Concerning cost reductions in the budget, O’Shea noted the cut of two special education teachers due to students changing schools as they move through the grades. Some Title 1 staff will also be removed as a result of the reduced need and one position in the music department.

The School Committee hosted a public hearing on Feb. 6 for residents to share their thoughts on the recommendations. Members are expected to vote on the budget at the Feb. 13 meeting. Residents would then approve the budget at the May 14 Town Meeting, O’Shea stated.

Longmeadow High School program of studies

During the Jan. 30 meeting, the School Committee also approved six course changes to the high school program of studies.

The first change involved the pause of the Women’s Health and Fitness course and the Men’s Lifetime Fitness course in favor of a non-gendered Lifetime Fitness course. This course will be in addition to the regular 11th and 12th grade wellness courses, Longmeadow High School Principal Thomas Landers said. This change is being made in order to offer a personalized wellness course for student preferences while removing the gender imbalance from the prior courses and allowing teachers of any gender to instruct either course.

Other changes include an honors selection added to the Asian Studies course and the offering of the Contemporary Issues in a Diverse America course to grade 10, 11 and 12 students.

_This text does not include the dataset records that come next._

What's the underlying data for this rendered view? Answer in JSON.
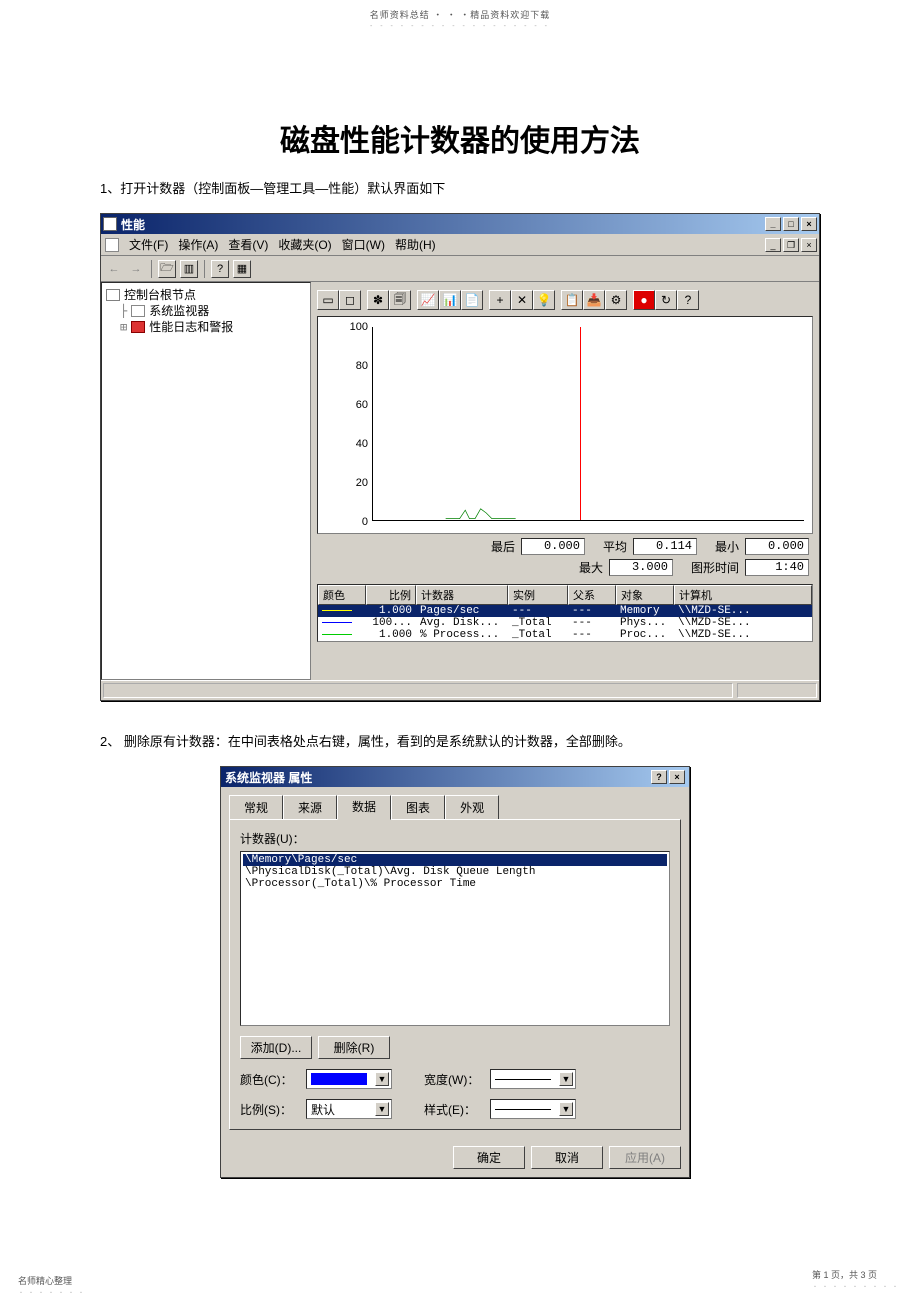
{
  "doc": {
    "header_top": "名师资料总结 ・ ・ ・精品资料欢迎下载",
    "main_title": "磁盘性能计数器的使用方法",
    "step1": "1、打开计数器（控制面板—管理工具—性能）默认界面如下",
    "step2": "2、 删除原有计数器：在中间表格处点右键，属性，看到的是系统默认的计数器，全部删除。",
    "footer_left": "名师精心整理",
    "footer_right": "第 1 页，共 3 页"
  },
  "win1": {
    "title": "性能",
    "min_btn": "_",
    "max_btn": "□",
    "close_btn": "×",
    "menu": {
      "file": "文件(F)",
      "action": "操作(A)",
      "view": "查看(V)",
      "fav": "收藏夹(O)",
      "window": "窗口(W)",
      "help": "帮助(H)"
    },
    "tree": {
      "root": "控制台根节点",
      "sysmon": "系统监视器",
      "perflogs": "性能日志和警报"
    },
    "yticks": {
      "y100": "100",
      "y80": "80",
      "y60": "60",
      "y40": "40",
      "y20": "20",
      "y0": "0"
    },
    "stats": {
      "last_lbl": "最后",
      "last_val": "0.000",
      "avg_lbl": "平均",
      "avg_val": "0.114",
      "min_lbl": "最小",
      "min_val": "0.000",
      "max_lbl": "最大",
      "max_val": "3.000",
      "dur_lbl": "图形时间",
      "dur_val": "1:40"
    },
    "table": {
      "headers": {
        "color": "颜色",
        "scale": "比例",
        "counter": "计数器",
        "inst": "实例",
        "parent": "父系",
        "obj": "对象",
        "comp": "计算机"
      },
      "rows": [
        {
          "color": "#ffff00",
          "scale": "1.000",
          "counter": "Pages/sec",
          "inst": "---",
          "parent": "---",
          "obj": "Memory",
          "comp": "\\\\MZD-SE..."
        },
        {
          "color": "#0000ff",
          "scale": "100...",
          "counter": "Avg. Disk...",
          "inst": "_Total",
          "parent": "---",
          "obj": "Phys...",
          "comp": "\\\\MZD-SE..."
        },
        {
          "color": "#00ff00",
          "scale": "1.000",
          "counter": "% Process...",
          "inst": "_Total",
          "parent": "---",
          "obj": "Proc...",
          "comp": "\\\\MZD-SE..."
        }
      ]
    }
  },
  "win2": {
    "title": "系统监视器 属性",
    "help_btn": "?",
    "close_btn": "×",
    "tabs": {
      "general": "常规",
      "source": "来源",
      "data": "数据",
      "chart": "图表",
      "appearance": "外观"
    },
    "counters_lbl": "计数器(U)：",
    "list": [
      "\\Memory\\Pages/sec",
      "\\PhysicalDisk(_Total)\\Avg. Disk Queue Length",
      "\\Processor(_Total)\\% Processor Time"
    ],
    "btn_add": "添加(D)...",
    "btn_remove": "删除(R)",
    "color_lbl": "颜色(C)：",
    "width_lbl": "宽度(W)：",
    "scale_lbl": "比例(S)：",
    "scale_val": "默认",
    "style_lbl": "样式(E)：",
    "ok": "确定",
    "cancel": "取消",
    "apply": "应用(A)"
  },
  "chart_data": {
    "type": "line",
    "title": "",
    "ylim": [
      0,
      100
    ],
    "yticks": [
      0,
      20,
      40,
      60,
      80,
      100
    ],
    "series": [
      {
        "name": "Pages/sec",
        "color": "#ffff00"
      },
      {
        "name": "Avg. Disk Queue Length",
        "color": "#0000ff"
      },
      {
        "name": "% Processor Time",
        "color": "#00ff00"
      }
    ],
    "stats": {
      "last": 0.0,
      "avg": 0.114,
      "min": 0.0,
      "max": 3.0,
      "duration": "1:40"
    }
  }
}
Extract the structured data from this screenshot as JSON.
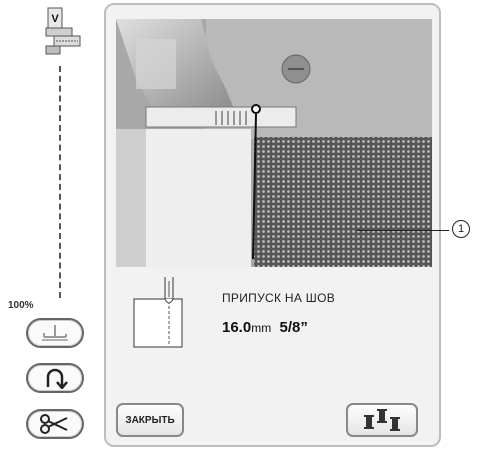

A communication course focusing on public speaking and broadcast with “an artistic and a performance and more of a journalism aspect to it” will replace the current Communications for the 21st Century course, Landers said. It will be offered through the art department in connection with Longmeadow Community Television. Similarly, the Writing Lab course will be adjusted to assist both students struggling with writing and students seeking to learn specific styles of writing.

The final course change is the addition of a Senior Synthesis Capstone course to allow students to work on individual projects in a group setting. Students would follow similar guidance for their projects and work in a single room with peers, but could pursue a specific interest in their project, Landers stated.

In addition to the course changes, the committee also approved the revision of selected course summaries in the program of studies. These summaries were edited to better reflect what is taught in the class, rather than which students should take the course.

Center Elementary School roof replacement

O’Shea and Assistant Superintendent for Finance and Operations Thomas Mazza also presented the timeline for the Massachusetts School Building Authority’s Accelerated Repair Program. This is the program that the district intends to apply to in order to help fund the needed replacement of Center Elementary School’s roof.

“We’ve experienced water infiltration at Center [Elementary School] and our DPW has been hustling to respond to those leaks, to patch the roof and collect the water and sometimes to mitigate the effects if we experience any damage inside the building,” O’Shea said.

He explained that, while the windows and boiler for the building do not yet qualify for the program, the district “didn’t want to wait any longer” to apply for the roof, as construction is delayed from the initial application date.

If the district applies for the program by the March 1 deadline, construction wouldn’t occur until the summer of 2026 or 2027, O’Shea said. This is due to the multiple steps before construction can begin, such as MSBA’s review, designing the roof and selecting a consultant.

The committee is expected to vote on the district’s statement of interest in the program at its Feb. 13 meeting, O’Shea said.